Ainda hoje se discute se o Holodomor foi um genocídio ou um crime contra a humanidade. O fato é que esse terrível acontecimento poderia ter sido evitado. A Ucrânia tem um solo extremamente fértil, grande parte de seu território é adequado para o plantio. A fome foi provocada pela política de coletivização da agricultura e reorganização da distribuição de alimentos em toda a União Soviética. Uma política que foi mantida mesmo quando ficou claro que ela estava provocando a fome na Ucrânia, no Cazaquistão e no sudoeste da Rússia. 

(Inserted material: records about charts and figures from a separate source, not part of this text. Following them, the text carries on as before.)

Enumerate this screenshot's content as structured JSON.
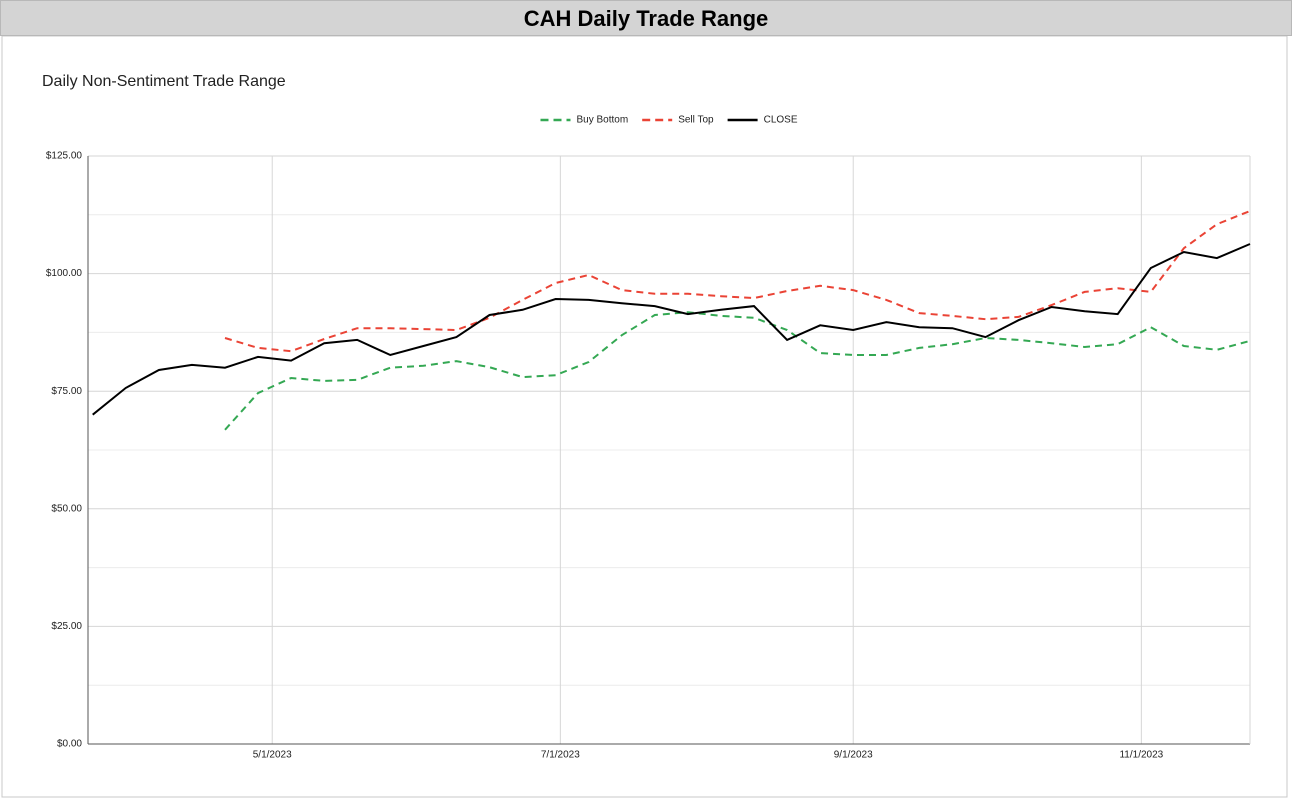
{
  "header": {
    "title": "CAH Daily Trade Range"
  },
  "chart_data": {
    "type": "line",
    "title": "Daily Non-Sentiment Trade Range",
    "x": [
      "2023-03-24",
      "2023-03-31",
      "2023-04-07",
      "2023-04-14",
      "2023-04-21",
      "2023-04-28",
      "2023-05-05",
      "2023-05-12",
      "2023-05-19",
      "2023-05-26",
      "2023-06-02",
      "2023-06-09",
      "2023-06-16",
      "2023-06-23",
      "2023-06-30",
      "2023-07-07",
      "2023-07-14",
      "2023-07-21",
      "2023-07-28",
      "2023-08-04",
      "2023-08-11",
      "2023-08-18",
      "2023-08-25",
      "2023-09-01",
      "2023-09-08",
      "2023-09-15",
      "2023-09-22",
      "2023-09-29",
      "2023-10-06",
      "2023-10-13",
      "2023-10-20",
      "2023-10-27",
      "2023-11-03",
      "2023-11-10",
      "2023-11-17",
      "2023-11-24"
    ],
    "series": [
      {
        "name": "Buy Bottom",
        "color": "#34a853",
        "style": "dashed",
        "values": [
          null,
          null,
          null,
          null,
          66.8,
          74.6,
          77.8,
          77.2,
          77.4,
          80,
          80.4,
          81.4,
          80.1,
          78,
          78.4,
          81.2,
          86.9,
          91.2,
          91.8,
          91,
          90.6,
          88,
          83.1,
          82.7,
          82.7,
          84.2,
          85,
          86.3,
          85.9,
          85.2,
          84.4,
          85,
          88.6,
          84.6,
          83.8,
          85.7
        ]
      },
      {
        "name": "Sell Top",
        "color": "#ea4335",
        "style": "dashed",
        "values": [
          null,
          null,
          null,
          null,
          86.3,
          84.2,
          83.5,
          86.1,
          88.4,
          88.4,
          88.2,
          88,
          90.6,
          94.4,
          98,
          99.7,
          96.5,
          95.7,
          95.7,
          95.2,
          94.8,
          96.3,
          97.4,
          96.5,
          94.4,
          91.6,
          91,
          90.3,
          90.8,
          93.3,
          96.1,
          96.9,
          96.1,
          105.4,
          110.5,
          113.3
        ]
      },
      {
        "name": "CLOSE",
        "color": "#000000",
        "style": "solid",
        "values": [
          70,
          75.7,
          79.5,
          80.6,
          80,
          82.3,
          81.5,
          85.2,
          85.9,
          82.7,
          84.6,
          86.5,
          91.2,
          92.3,
          94.6,
          94.4,
          93.7,
          93.1,
          91.4,
          92.3,
          93.1,
          85.9,
          89,
          88,
          89.7,
          88.6,
          88.4,
          86.5,
          90.1,
          92.9,
          92,
          91.4,
          101.2,
          104.6,
          103.3,
          106.3
        ]
      }
    ],
    "xlim": [
      "2023-03-23",
      "2023-11-24"
    ],
    "xticks": [
      {
        "value": "2023-05-01",
        "label": "5/1/2023"
      },
      {
        "value": "2023-07-01",
        "label": "7/1/2023"
      },
      {
        "value": "2023-09-01",
        "label": "9/1/2023"
      },
      {
        "value": "2023-11-01",
        "label": "11/1/2023"
      }
    ],
    "ylim": [
      0,
      125
    ],
    "yticks": [
      {
        "value": 0,
        "label": "$0.00"
      },
      {
        "value": 25,
        "label": "$25.00"
      },
      {
        "value": 50,
        "label": "$50.00"
      },
      {
        "value": 75,
        "label": "$75.00"
      },
      {
        "value": 100,
        "label": "$100.00"
      },
      {
        "value": 125,
        "label": "$125.00"
      }
    ],
    "grid": true,
    "minor_grid": true,
    "legend": "top"
  }
}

A redução da produção de alimentos, a exportação de grãos e as quotas cada vez maiores que eram exigidas dos camponeses ucranianos fizeram com que a fome se espalhasse muito rapidamente e a morte se tornasse uma realidade corrente no campo, fazendo com que aldeias inteiras fossem dizimadas.

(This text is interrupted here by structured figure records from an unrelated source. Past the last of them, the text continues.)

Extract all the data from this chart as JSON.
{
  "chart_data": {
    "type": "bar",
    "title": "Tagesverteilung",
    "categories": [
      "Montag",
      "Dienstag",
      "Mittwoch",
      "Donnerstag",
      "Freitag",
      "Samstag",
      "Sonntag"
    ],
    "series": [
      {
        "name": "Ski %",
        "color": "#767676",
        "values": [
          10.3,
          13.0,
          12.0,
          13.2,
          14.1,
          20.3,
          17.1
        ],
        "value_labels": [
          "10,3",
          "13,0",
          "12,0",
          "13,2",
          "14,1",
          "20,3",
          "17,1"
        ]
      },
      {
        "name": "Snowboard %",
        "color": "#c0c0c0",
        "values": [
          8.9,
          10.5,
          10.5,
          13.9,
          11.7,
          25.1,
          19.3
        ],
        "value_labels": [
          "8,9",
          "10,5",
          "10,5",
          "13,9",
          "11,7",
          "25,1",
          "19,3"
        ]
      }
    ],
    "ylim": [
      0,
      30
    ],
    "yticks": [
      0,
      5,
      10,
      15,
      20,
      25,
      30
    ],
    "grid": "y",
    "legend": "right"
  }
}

Para quem defende a ideia de que ocorreu ali um genocídio, essas mortes foram provocadas pela política implantada por Stalin e foram consequência do seu desejo de punir os ucranianos que haviam se colocado contra a coletivização da agricultura. Ao requisitar uma cota de alimentos muito maior do que os agricultores poderiam fornecer e impedir que essas pessoas saíssem do campo, o regime stalinista ia decretando a sentença de morte desse povo.

Referências:

DINIS, Paulo Cunha. Geórgia e a Ucrânia unidas pelo passado soviético e o secessionismo interno. Portugal: Observatório Político, 2014.

VESNEYAN, Sergio, “Genocídios no século XX: uma leitura sistêmica de causas e consequências”. Tese de Doutorado em Psicologia Social. São Paulo: USP, 2009.

PRADO, Anderson. “Holodomor (1932-1933)  Repercussões  no  Jornal  Ucraniano  –  Brasileiro  Prácia”. Editora Espaço Acadêmico, 2018.